Community Awareness Day for Chronic Lung Disease
Armajun Aboriginal Health Service, Inverell is holding an Aboriginal community awareness day about chronic lung disease that commences at 10.30am today, Thursday, October 18.
The community are welcome to attend a free barbeque and information session that will include education, screening and a tour of the new Aboriginal healthy lung program called, Breathe Easy, Walk Easy, Lungs for Life (BE WELL).
“Armajun is taking active steps to support the better management of lung disease,” Armajun chief executive Deb McCowen said.
Chronic lung disease, such as chronic obstructive pulmonary disease (COPD) is a relatively common disease that mainly affects older people, and includes conditions such as emphysema and chronic bronchitis.
This year the Australian Institute of Health Welfare reported that 1 in 20 Australians aged 45 and over had COPD. The prevalence of COPD among Indigenous Australians is 2.5 times higher than for non-Indigenous Australians.
COPD limits airflow in the lungs, which can lead to shortness of breath. The main causes include smoking or exposure to cigarette smoke, outdoor air pollution, fumes and dust in the workplace, childhood lung infections and chronic asthma.
“Maintaining or improving lung health is really important and there is a lot that people with chronic lung disease can do to stay well,” Armajun program manager James Sheather said.
“Our goal is to encourage people with chronic lung disease to attend the BE WELL program.

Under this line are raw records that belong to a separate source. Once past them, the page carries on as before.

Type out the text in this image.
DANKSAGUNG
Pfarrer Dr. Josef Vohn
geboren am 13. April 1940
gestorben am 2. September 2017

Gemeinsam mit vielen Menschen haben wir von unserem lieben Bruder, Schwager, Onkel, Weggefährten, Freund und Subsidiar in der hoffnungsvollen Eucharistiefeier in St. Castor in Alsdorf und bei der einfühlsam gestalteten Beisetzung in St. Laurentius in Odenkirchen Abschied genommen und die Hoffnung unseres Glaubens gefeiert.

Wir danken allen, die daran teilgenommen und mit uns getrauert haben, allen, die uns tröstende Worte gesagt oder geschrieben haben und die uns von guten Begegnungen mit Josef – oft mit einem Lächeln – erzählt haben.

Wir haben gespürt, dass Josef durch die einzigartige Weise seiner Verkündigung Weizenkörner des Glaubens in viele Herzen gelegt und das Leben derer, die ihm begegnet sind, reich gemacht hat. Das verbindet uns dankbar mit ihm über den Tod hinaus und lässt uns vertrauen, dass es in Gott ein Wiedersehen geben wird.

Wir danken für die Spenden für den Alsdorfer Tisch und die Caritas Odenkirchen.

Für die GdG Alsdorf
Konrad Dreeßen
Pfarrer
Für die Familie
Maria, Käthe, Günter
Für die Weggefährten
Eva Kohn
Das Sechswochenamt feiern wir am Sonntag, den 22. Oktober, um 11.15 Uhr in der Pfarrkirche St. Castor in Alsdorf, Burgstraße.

The program enables people with chronic lung disease to learn how to manage their lung problem, how to exercise and get moving one step at a time towards better health,” he said.
BE WELL is a joint project between Armajun, the University of Sydney and the Poche Centre for Indigenous Health. Armajun is the first of four NSW Aboriginal Medical Services to join BE WELL, which is a National Health & Medical Research Council funded Aboriginal Pulmonary rehabilitation project.